The Forward Problem
The traveltime along a ray connecting source $s$ to receiver $r$ is
\[T_{sr} = \int_{\mathrm{ray}} \frac{ds}{v(\mathbf{x})}\]Linearising about a reference model $v_0(\mathbf{x})$ with slowness perturbation $\delta s(\mathbf{x}) = \delta(1/v)$ gives
\[\delta t_{sr} = \int_{\mathrm{ray}_0} \delta s(\mathbf{x})\, dl\]Discretising the model into $M$ cells with unknown slowness perturbations $\mathbf{m}$ and stacking $N$ ray-pairs yields the linear system $\mathbf{A}\mathbf{m} = \mathbf{b}$, where $A_{ij}$ is the path length of ray $i$ through cell $j$.

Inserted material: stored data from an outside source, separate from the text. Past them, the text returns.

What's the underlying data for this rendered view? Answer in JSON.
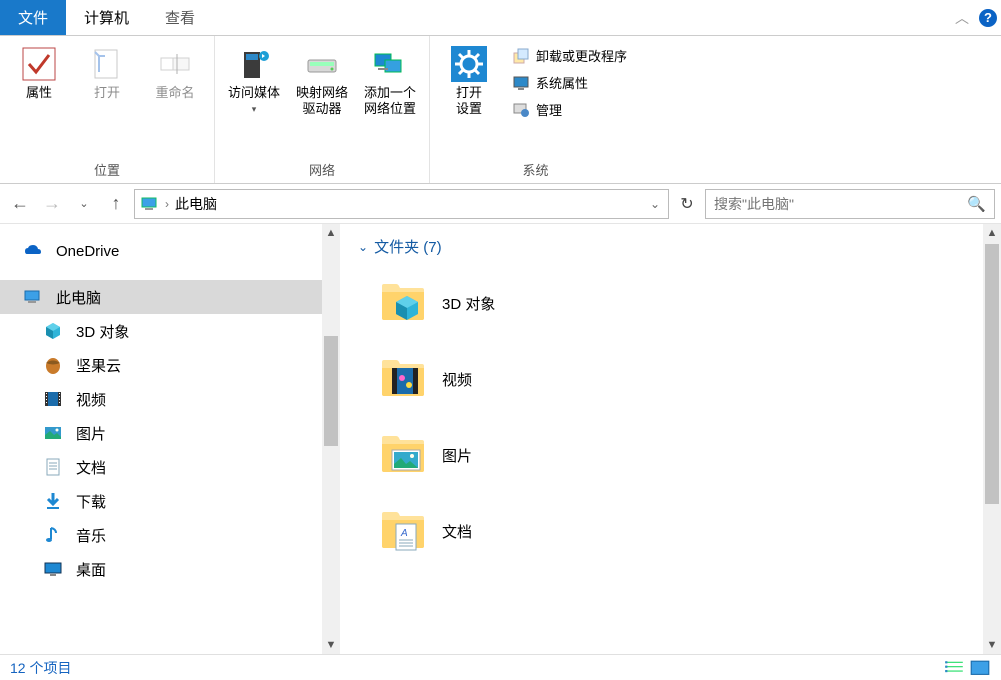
{
  "tabs": {
    "file": "文件",
    "computer": "计算机",
    "view": "查看"
  },
  "ribbon": {
    "location": {
      "properties": "属性",
      "open": "打开",
      "rename": "重命名",
      "group": "位置"
    },
    "network": {
      "media": "访问媒体",
      "map": "映射网络\n驱动器",
      "addloc": "添加一个\n网络位置",
      "group": "网络"
    },
    "system": {
      "openset": "打开\n设置",
      "uninstall": "卸载或更改程序",
      "sysprops": "系统属性",
      "manage": "管理",
      "group": "系统"
    }
  },
  "nav": {
    "address": "此电脑",
    "searchPlaceholder": "搜索\"此电脑\""
  },
  "sidebar": {
    "items": [
      {
        "label": "OneDrive",
        "icon": "onedrive",
        "level": 1
      },
      {
        "label": "此电脑",
        "icon": "pc",
        "level": 1,
        "selected": true
      },
      {
        "label": "3D 对象",
        "icon": "cube",
        "level": 2
      },
      {
        "label": "坚果云",
        "icon": "nut",
        "level": 2
      },
      {
        "label": "视频",
        "icon": "video",
        "level": 2
      },
      {
        "label": "图片",
        "icon": "picture",
        "level": 2
      },
      {
        "label": "文档",
        "icon": "document",
        "level": 2
      },
      {
        "label": "下载",
        "icon": "download",
        "level": 2
      },
      {
        "label": "音乐",
        "icon": "music",
        "level": 2
      },
      {
        "label": "桌面",
        "icon": "desktop",
        "level": 2
      }
    ]
  },
  "content": {
    "groupHeader": "文件夹 (7)",
    "folders": [
      {
        "label": "3D 对象",
        "icon": "cube"
      },
      {
        "label": "视频",
        "icon": "video"
      },
      {
        "label": "图片",
        "icon": "picture"
      },
      {
        "label": "文档",
        "icon": "document"
      }
    ]
  },
  "status": {
    "text": "12 个项目"
  }
}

Regularised Least-Squares Inversion
The system $\mathbf{A}\mathbf{m} = \mathbf{b}$ is typically both large and ill-conditioned. The damped least-squares solution is
\[\hat{\mathbf{m}} = (\mathbf{A}^T\mathbf{A} + \lambda \mathbf{I})^{-1}\mathbf{A}^T\mathbf{b}\]In practice, iterative solvers (LSQR, conjugate gradient) are used because $\mathbf{A}$ may contain $10^6 \times 10^6$ entries. Additional Laplacian smoothing regularisation $\mu |\nabla^2 \mathbf{m}|^2$ suppresses spurious short-wavelength artefacts.
Waveform Tomography
Full-waveform inversion (FWI) extends ray tomography by matching entire seismograms. The misfit
\[\chi = \frac{1}{2}\sum_{sr}\int \bigl[u_{sr}^{\text{obs}}(t) - u_{sr}^{\text{syn}}(t)\bigr]^2\, dt\]is minimised via adjoint methods, which compute the gradient $\partial\chi/\partial\mathbf{m}$ at the cost of two wavefield simulations. Cross-correlation time shifts provide a robust phase misfit that is less sensitive to amplitude errors.